Moving home feels like a relief, for a bit. In spite of having a little extra money it’s still hard to put a dent in any of the debt. And every month, Sallie Mae is there to say “fuck you pay me”. You spend two years just barely scraping by. You don’t know it yet, but your credit score is pretty fucked because you have 7 months of 30 day late payments reported. Luckily you know you can’t afford a car loan yet, so your bad credit never actually bites you in the ass.

After a couple years, you land a new job making $60,000. Making 50% more money overnight feels absolutely life changing. Just 3 short months after starting you are finally caught up and can BREATHE! A few months after that and you have $1,000 in the bank for the first time ever.

You live a few years relatively stress free as far as finances are concerned. Still, it takes you another 3 years to fix your credit score, and another 4 after that for all the derogatory marks you had to clear. You’re thankful you didn’t really need to buy a house or car during this time.

You hear through the grape vine that the company you started at years ago wanted to pass on you because of the name ITT. Frustrated and sad, you quietly remove a black mark you never knew you had from your resume and LinkedIn. You’re still making those $630/month payments.

A few years later and you smile one day when you realize your net worth is a positive number for the first time in your life. You realize you’re even in a spot where you can finally pay down the last $3,500. You do it in one payment as one final small fuck you, as if the $30 they’d miss in interest somehow makes it all worth it.

In spite of finally have no large debts and a 6 month emergency fund, you still can’t shake the idea that you’re one surprise letter or phone call away from having it all taken away from you.
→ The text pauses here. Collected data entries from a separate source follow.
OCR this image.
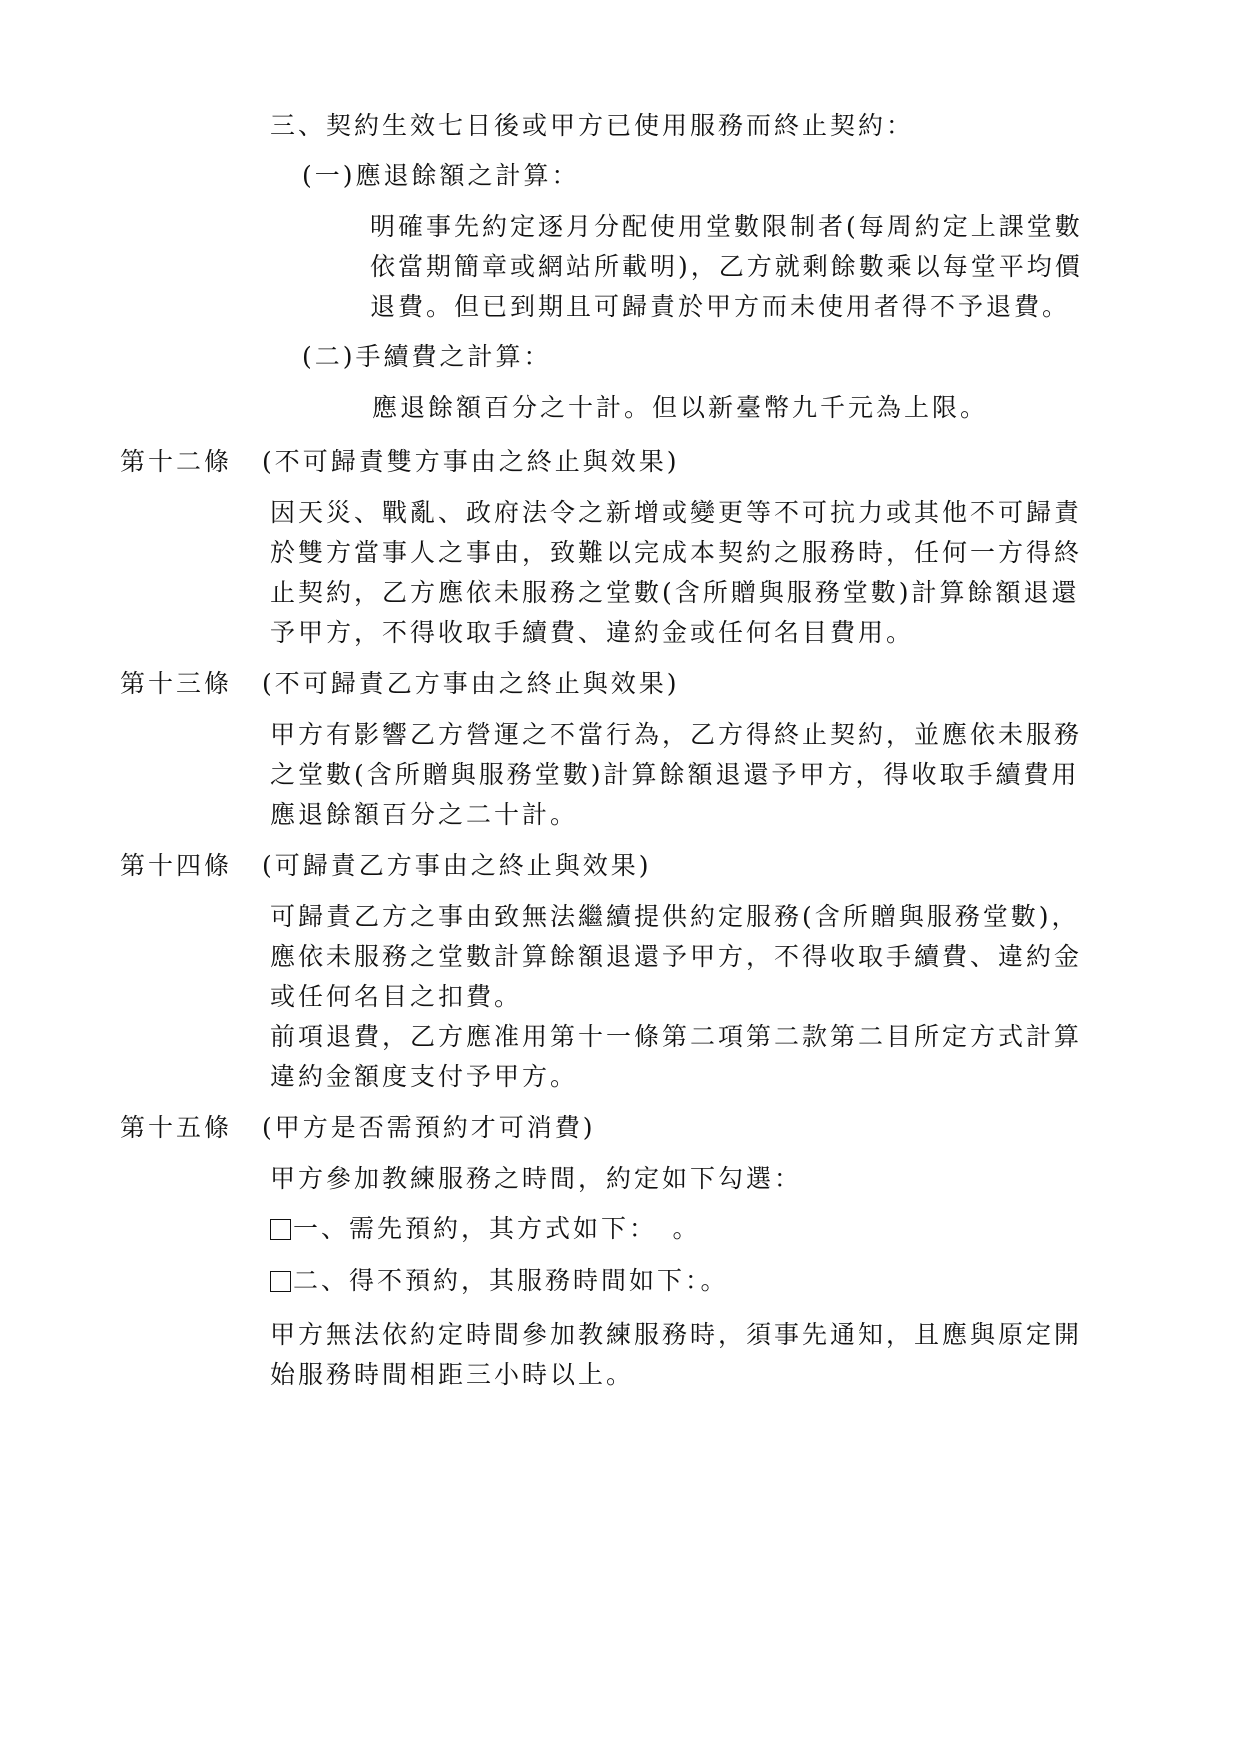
三、契約生效七日後或甲方已使用服務而終止契約：
(一)應退餘額之計算：
明確事先約定逐月分配使用堂數限制者(每周約定上課堂數
依當期簡章或網站所載明)，乙方就剩餘數乘以每堂平均價
退費。但已到期且可歸責於甲方而未使用者得不予退費。
(二)手續費之計算：
應退餘額百分之十計。但以新臺幣九千元為上限。
第十二條 (不可歸責雙方事由之終止與效果)
因天災、戰亂、政府法令之新增或變更等不可抗力或其他不可歸責
於雙方當事人之事由，致難以完成本契約之服務時，任何一方得終
止契約，乙方應依未服務之堂數(含所贈與服務堂數)計算餘額退還
予甲方，不得收取手續費、違約金或任何名目費用。
第十三條 (不可歸責乙方事由之終止與效果)
甲方有影響乙方營運之不當行為，乙方得終止契約，並應依未服務
之堂數(含所贈與服務堂數)計算餘額退還予甲方，得收取手續費用
應退餘額百分之二十計。
第十四條 (可歸責乙方事由之終止與效果)
可歸責乙方之事由致無法繼續提供約定服務(含所贈與服務堂數)，
應依未服務之堂數計算餘額退還予甲方，不得收取手續費、違約金
或任何名目之扣費。
前項退費，乙方應准用第十一條第二項第二款第二目所定方式計算
違約金額度支付予甲方。
第十五條 (甲方是否需預約才可消費)
甲方參加教練服務之時間，約定如下勾選：
一、需先預約，其方式如下：　。
二、得不預約，其服務時間如下：。
甲方無法依約定時間參加教練服務時，須事先通知，且應與原定開
始服務時間相距三小時以上。
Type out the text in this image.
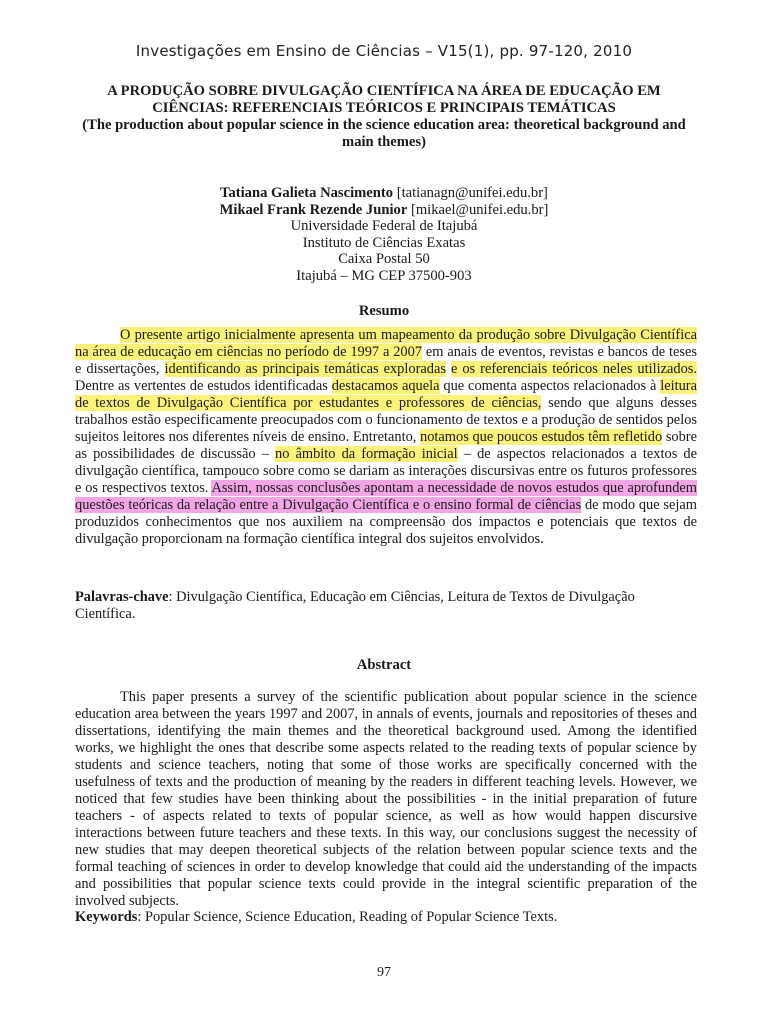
Investigações em Ensino de Ciências – V15(1), pp. 97-120, 2010
A PRODUÇÃO SOBRE DIVULGAÇÃO CIENTÍFICA NA ÁREA DE EDUCAÇÃO EM CIÊNCIAS: REFERENCIAIS TEÓRICOS E PRINCIPAIS TEMÁTICAS
(The production about popular science in the science education area: theoretical background and main themes)
Tatiana Galieta Nascimento [tatianagn@unifei.edu.br]
Mikael Frank Rezende Junior [mikael@unifei.edu.br]
Universidade Federal de Itajubá
Instituto de Ciências Exatas
Caixa Postal 50
Itajubá – MG CEP 37500-903
Resumo

O presente artigo inicialmente apresenta um mapeamento da produção sobre Divulgação Científica na área de educação em ciências no período de 1997 a 2007 em anais de eventos, revistas e bancos de teses e dissertações, identificando as principais temáticas exploradas e os referenciais teóricos neles utilizados. Dentre as vertentes de estudos identificadas destacamos aquela que comenta aspectos relacionados à leitura de textos de Divulgação Científica por estudantes e professores de ciências, sendo que alguns desses trabalhos estão especificamente preocupados com o funcionamento de textos e a produção de sentidos pelos sujeitos leitores nos diferentes níveis de ensino. Entretanto, notamos que poucos estudos têm refletido sobre as possibilidades de discussão – no âmbito da formação inicial – de aspectos relacionados a textos de divulgação científica, tampouco sobre como se dariam as interações discursivas entre os futuros professores e os respectivos textos. Assim, nossas conclusões apontam a necessidade de novos estudos que aprofundem questões teóricas da relação entre a Divulgação Científica e o ensino formal de ciências de modo que sejam produzidos conhecimentos que nos auxiliem na compreensão dos impactos e potenciais que textos de divulgação proporcionam na formação científica integral dos sujeitos envolvidos.

Palavras-chave: Divulgação Científica, Educação em Ciências, Leitura de Textos de Divulgação Científica.
Abstract

This paper presents a survey of the scientific publication about popular science in the science education area between the years 1997 and 2007, in annals of events, journals and repositories of theses and dissertations, identifying the main themes and the theoretical background used. Among the identified works, we highlight the ones that describe some aspects related to the reading texts of popular science by students and science teachers, noting that some of those works are specifically concerned with the usefulness of texts and the production of meaning by the readers in different teaching levels. However, we noticed that few studies have been thinking about the possibilities - in the initial preparation of future teachers - of aspects related to texts of popular science, as well as how would happen discursive interactions between future teachers and these texts. In this way, our conclusions suggest the necessity of new studies that may deepen theoretical subjects of the relation between popular science texts and the formal teaching of sciences in order to develop knowledge that could aid the understanding of the impacts and possibilities that popular science texts could provide in the integral scientific preparation of the involved subjects.

Keywords: Popular Science, Science Education, Reading of Popular Science Texts.
97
Every time a car makes a noise or has a bad smell, you start to panic. Not that it’s ever your car… That sad 24 year old—with his leaky Civic and over-drafted credit card—is still inside of you a decade later just waiting to pop out and say “I fucking told you so, man!”

Fast forward another 4 years and you’re hearing rumors of student debt forgiveness. The idea kind of bugs you. You had to pay for your loans and it was fucking hard! Why are people pursuing basket weaving degrees anyway? Why is that your problem?

Ah well, you’re not really convinced the politicians will do anything—wait, did they just refund $3.2 billion with a b for recent ITT graduates?! You not only get no refund, but now that degree is really not something to advertise.

You wake up on a random weekday and read that Biden’s actually gonna do it. Your fiancée is almost in tears of relief now that her $25,000 has almost disappeared overnight. You read countless stories online of other people in similar or worse situations. You can feel the weight lifted from their shoulders.

You spend way too long writing a blog post about it. It’s kind of painful reliving those moments when you opened that first tuition bill and realized it was more than 30% of your take home pay; what a failure you felt like when a $25 gas station trip went sideways; how truly odd it was to wake up one day and feel financially stable for the first time in your life.

You realize it’s been 17 years and you still feel somehow broken from the entire ordeal. You’re not sure it’ll ever go away. You know half the people who read this will think you’re a privileged baby. But you publish it anyway, and you hope that maybe all those people you read about can feel normal themselves someday.